Last week I posted a blog article which described the interoperability status between VMware's Site Recovery Manager 5.0 and Storage DRS. In this article, I described how Storage DRS could bring about additional administrative steps to keep the recovery plans up to date, and open a small window where Virtual Machines may not be protected. For that reason, VMware is not supporting these features/products being used together. We did not want to risk a situation where a failover to the DR site did not complete successfully.
In the same article I also mentioned that VMware would not be supporting Storage vMotion/Storage DRS with vSphere Replication. vSphere Replication (VR) is a new feature of SRM 5.0, and allows Virtual Machines be protected across different sites without the need for storage array replication. The support statement is still true – VMware will not be supporting Storage vMotion/Storage DRS with VR. However, the reason I gave for the lack of support was not accurate. Thanks to some feedback internally, I can give the correct reason here.

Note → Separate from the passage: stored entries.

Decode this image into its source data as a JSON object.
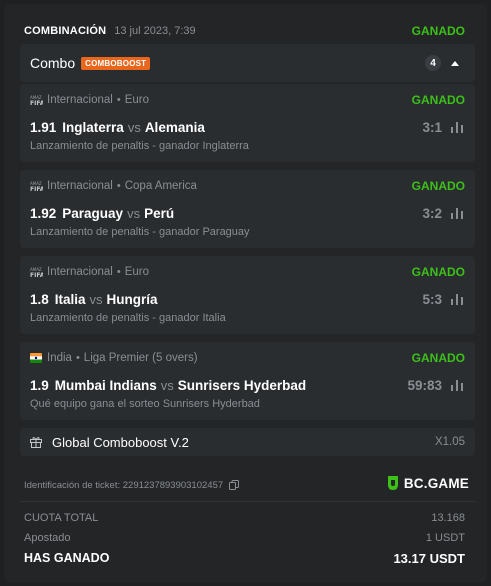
{
  "header": {
    "type": "COMBINACIÓN",
    "date": "13 jul 2023, 7:39",
    "status": "GANADO"
  },
  "combo": {
    "name": "Combo",
    "badge": "COMBOBOOST",
    "count": "4"
  },
  "legs": [
    {
      "icon": "fifa-icon",
      "league": "Internacional",
      "competition": "Euro",
      "status": "GANADO",
      "odds": "1.91",
      "home": "Inglaterra",
      "vs": "vs",
      "away": "Alemania",
      "score": "3:1",
      "market": "Lanzamiento de penaltis - ganador Inglaterra"
    },
    {
      "icon": "fifa-icon",
      "league": "Internacional",
      "competition": "Copa America",
      "status": "GANADO",
      "odds": "1.92",
      "home": "Paraguay",
      "vs": "vs",
      "away": "Perú",
      "score": "3:2",
      "market": "Lanzamiento de penaltis - ganador Paraguay"
    },
    {
      "icon": "fifa-icon",
      "league": "Internacional",
      "competition": "Euro",
      "status": "GANADO",
      "odds": "1.8",
      "home": "Italia",
      "vs": "vs",
      "away": "Hungría",
      "score": "5:3",
      "market": "Lanzamiento de penaltis - ganador Italia"
    },
    {
      "icon": "india-flag-icon",
      "league": "India",
      "competition": "Liga Premier (5 overs)",
      "status": "GANADO",
      "odds": "1.9",
      "home": "Mumbai Indians",
      "vs": "vs",
      "away": "Sunrisers Hyderbad",
      "score": "59:83",
      "market": "Qué equipo gana el sorteo Sunrisers Hyderbad"
    }
  ],
  "boost": {
    "label": "Global Comboboost V.2",
    "multiplier": "X1.05"
  },
  "ticket": {
    "label": "Identificación de ticket: 2291237893903102457"
  },
  "brand": {
    "name": "BC.GAME",
    "color": "#3bc117"
  },
  "summary": {
    "odds_label": "CUOTA TOTAL",
    "odds_value": "13.168",
    "staked_label": "Apostado",
    "staked_value": "1 USDT",
    "won_label": "HAS GANADO",
    "won_value": "13.17 USDT"
  },
  "colors": {
    "win": "#3bc117",
    "boost_badge": "#e8671d",
    "muted": "#8a8e93"
  }
}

First, contrary to what I said in my initial blog post, since VR operates at the level of virtual disks, VR does not have a dependency on the datastore that a VM's disk is stored on. But there are other considerations when using these technologies together. Let's now look at the primary and replica VR sites, and how Storage vMotion/Storage DRS can impact each.
At the primary site, because of the way VR works, there are two separate cases of Storage VMotion/Storage DRS support to consider:
- Moving some subset of the VM's disks
- Moving the VM's home directory.
In the case where some subset of the VM's disks are migrated with Storage VMotion/SDRS, things should work. From VR's point of view, the Storage VMotion operation looks like a "fast suspend/resume" and VR handles that fine.

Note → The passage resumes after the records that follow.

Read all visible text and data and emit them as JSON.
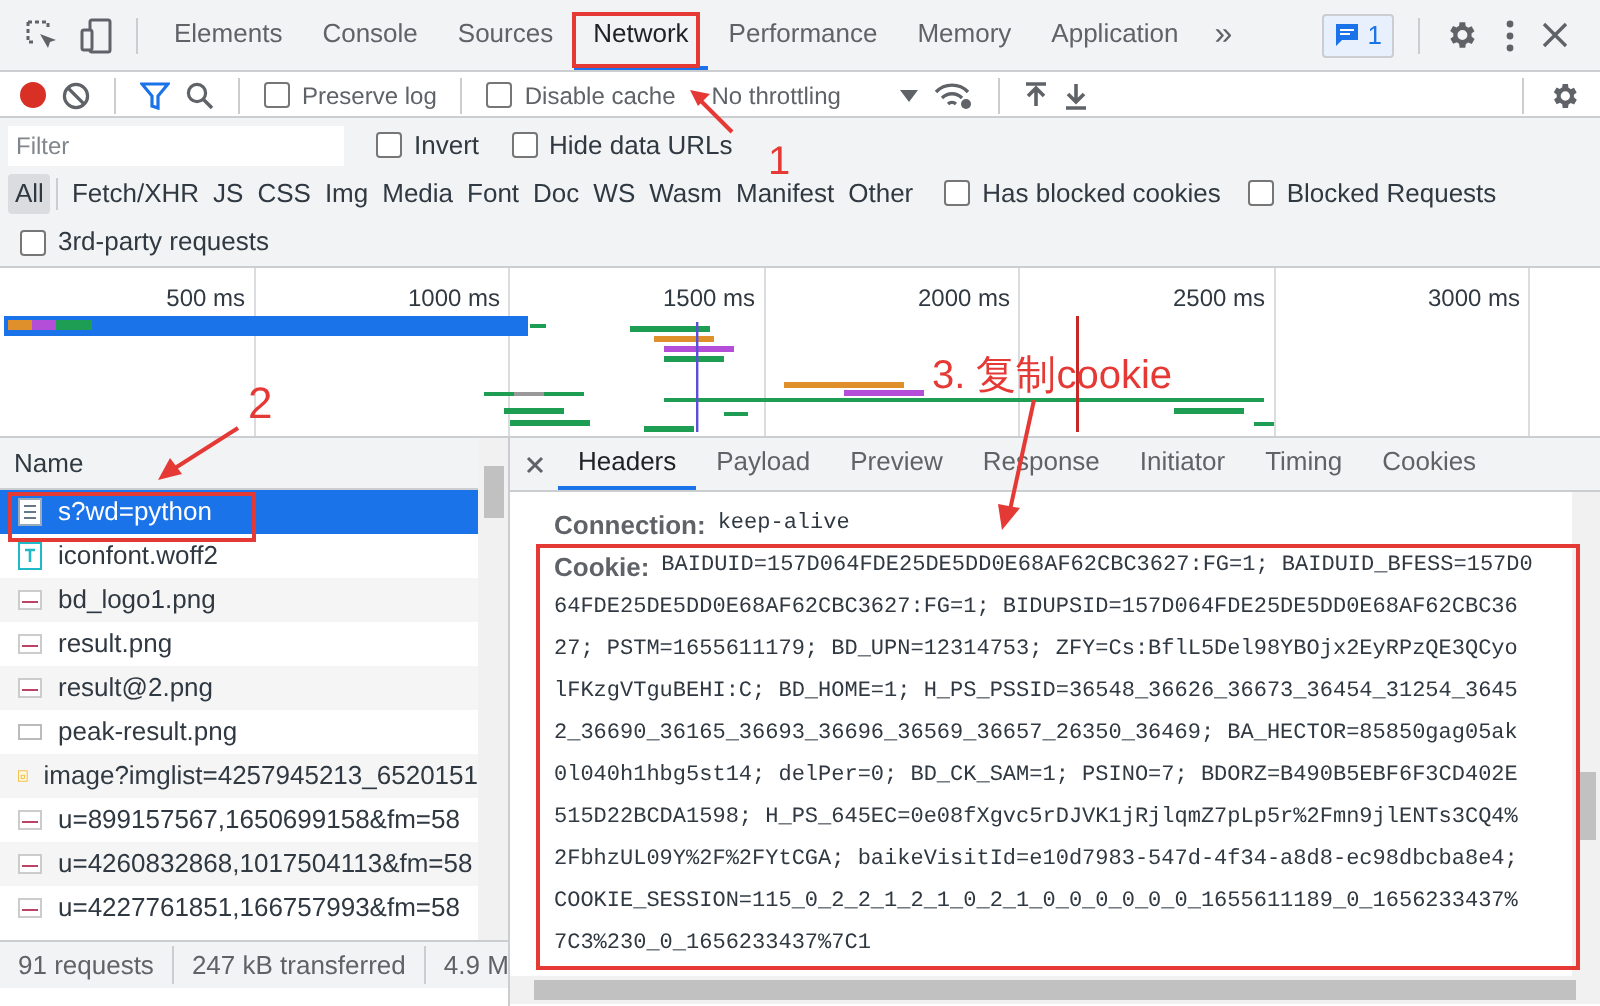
{
  "top_tabs": [
    {
      "label": "Elements",
      "selected": false
    },
    {
      "label": "Console",
      "selected": false
    },
    {
      "label": "Sources",
      "selected": false
    },
    {
      "label": "Network",
      "selected": true
    },
    {
      "label": "Performance",
      "selected": false
    },
    {
      "label": "Memory",
      "selected": false
    },
    {
      "label": "Application",
      "selected": false
    }
  ],
  "more_tabs": "»",
  "message_count": "1",
  "toolbar": {
    "recording": true,
    "checkboxes": [
      {
        "label": "Preserve log",
        "checked": false
      },
      {
        "label": "Disable cache",
        "checked": false
      }
    ],
    "throttling": "No throttling"
  },
  "filter": {
    "placeholder": "Filter",
    "checkboxes": [
      {
        "label": "Invert",
        "checked": false
      },
      {
        "label": "Hide data URLs",
        "checked": false
      }
    ]
  },
  "type_filters": [
    {
      "label": "All",
      "selected": true
    },
    {
      "label": "Fetch/XHR",
      "selected": false
    },
    {
      "label": "JS",
      "selected": false
    },
    {
      "label": "CSS",
      "selected": false
    },
    {
      "label": "Img",
      "selected": false
    },
    {
      "label": "Media",
      "selected": false
    },
    {
      "label": "Font",
      "selected": false
    },
    {
      "label": "Doc",
      "selected": false
    },
    {
      "label": "WS",
      "selected": false
    },
    {
      "label": "Wasm",
      "selected": false
    },
    {
      "label": "Manifest",
      "selected": false
    },
    {
      "label": "Other",
      "selected": false
    }
  ],
  "extra_checkboxes": [
    {
      "label": "Has blocked cookies",
      "checked": false
    },
    {
      "label": "Blocked Requests",
      "checked": false
    },
    {
      "label": "3rd-party requests",
      "checked": false
    }
  ],
  "timeline": {
    "ticks": [
      "500 ms",
      "1000 ms",
      "1500 ms",
      "2000 ms",
      "2500 ms",
      "3000 ms"
    ]
  },
  "requests": {
    "column": "Name",
    "rows": [
      {
        "name": "s?wd=python",
        "kind": "document",
        "selected": true
      },
      {
        "name": "iconfont.woff2",
        "kind": "font",
        "selected": false
      },
      {
        "name": "bd_logo1.png",
        "kind": "image",
        "selected": false
      },
      {
        "name": "result.png",
        "kind": "image",
        "selected": false
      },
      {
        "name": "result@2.png",
        "kind": "image",
        "selected": false
      },
      {
        "name": "peak-result.png",
        "kind": "blank",
        "selected": false
      },
      {
        "name": "image?imglist=4257945213_6520151",
        "kind": "script",
        "selected": false
      },
      {
        "name": "u=899157567,1650699158&fm=58",
        "kind": "image",
        "selected": false
      },
      {
        "name": "u=4260832868,1017504113&fm=58",
        "kind": "image",
        "selected": false
      },
      {
        "name": "u=4227761851,166757993&fm=58",
        "kind": "image",
        "selected": false
      }
    ]
  },
  "status_bar": [
    "91 requests",
    "247 kB transferred",
    "4.9 M"
  ],
  "detail_tabs": [
    {
      "label": "Headers",
      "selected": true
    },
    {
      "label": "Payload",
      "selected": false
    },
    {
      "label": "Preview",
      "selected": false
    },
    {
      "label": "Response",
      "selected": false
    },
    {
      "label": "Initiator",
      "selected": false
    },
    {
      "label": "Timing",
      "selected": false
    },
    {
      "label": "Cookies",
      "selected": false
    }
  ],
  "headers": [
    {
      "name": "Connection:",
      "lines": [
        "keep-alive"
      ]
    },
    {
      "name": "Cookie:",
      "lines": [
        "BAIDUID=157D064FDE25DE5DD0E68AF62CBC3627:FG=1; BAIDUID_BFESS=157D0",
        "64FDE25DE5DD0E68AF62CBC3627:FG=1; BIDUPSID=157D064FDE25DE5DD0E68AF62CBC36",
        "27; PSTM=1655611179; BD_UPN=12314753; ZFY=Cs:BflL5Del98YBOjx2EyRPzQE3QCyo",
        "lFKzgVTguBEHI:C; BD_HOME=1; H_PS_PSSID=36548_36626_36673_36454_31254_3645",
        "2_36690_36165_36693_36696_36569_36657_26350_36469; BA_HECTOR=85850gag05ak",
        "0l040h1hbg5st14; delPer=0; BD_CK_SAM=1; PSINO=7; BDORZ=B490B5EBF6F3CD402E",
        "515D22BCDA1598; H_PS_645EC=0e08fXgvc5rDJVK1jRjlqmZ7pLp5r%2Fmn9jlENTs3CQ4%",
        "2FbhzUL09Y%2F%2FYtCGA; baikeVisitId=e10d7983-547d-4f34-a8d8-ec98dbcba8e4;",
        "COOKIE_SESSION=115_0_2_2_1_2_1_0_2_1_0_0_0_0_0_0_1655611189_0_1656233437%",
        "7C3%230_0_1656233437%7C1"
      ]
    }
  ],
  "annotations": [
    "1",
    "2",
    "3. 复制cookie"
  ]
}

The problem at the primary site comes from the second case: when doing a Storage VMotion of a VM's home directory. In this case, the VR persistent state files (".psf") are not migrated, but are deleted. From the point-of-view of VR, this looks like a power-off, followed by a power-on of the VM without the ".psf" files. This triggers a VR "full sync" (the disk contents are read and checksummed on each side). Since the primary and replica are basically in sync, very little data should actually be transferred. While this is relatively expensive (the entire disk is read and checksummed, at both sites), there is no correctness problem. Note that this expense could be high enough (depending on the size of the disks) that VR may miss an RPO (Recovery Point Objective) window or two. This means that VMs could be more out of date when recovered than originally planned.
At the replica site, the interaction is less complicated. Storage DRS cannot see the replica disks. These are just "disks"; there is no "VM". The VR disks are not actually attached until test-bubble or fail-over time. Therefore Storage DRS cannot move these disks since it can only see VMs. This means there are no low-level interop problems, but there is a high-level one as we would all like Storage DRS to see the replica disks and be able to move them out of the way if a datastore is filling up at the replica site.
Overall the interoperability isn't great in this initial release. At the primary site there are no serious correctness problems, just the performance impact of a VR "full sync" that can be triggered by Storage VMotion. At the replica site there are no immediate problems, but the higher-level lack of visibility is an issue.
Once again, as I stated in the previous blog, VMware are tracking full interoperability of Storage vMotion & Storage DRS with Site Recovery Manager & vSphere Replicator as a high priority item.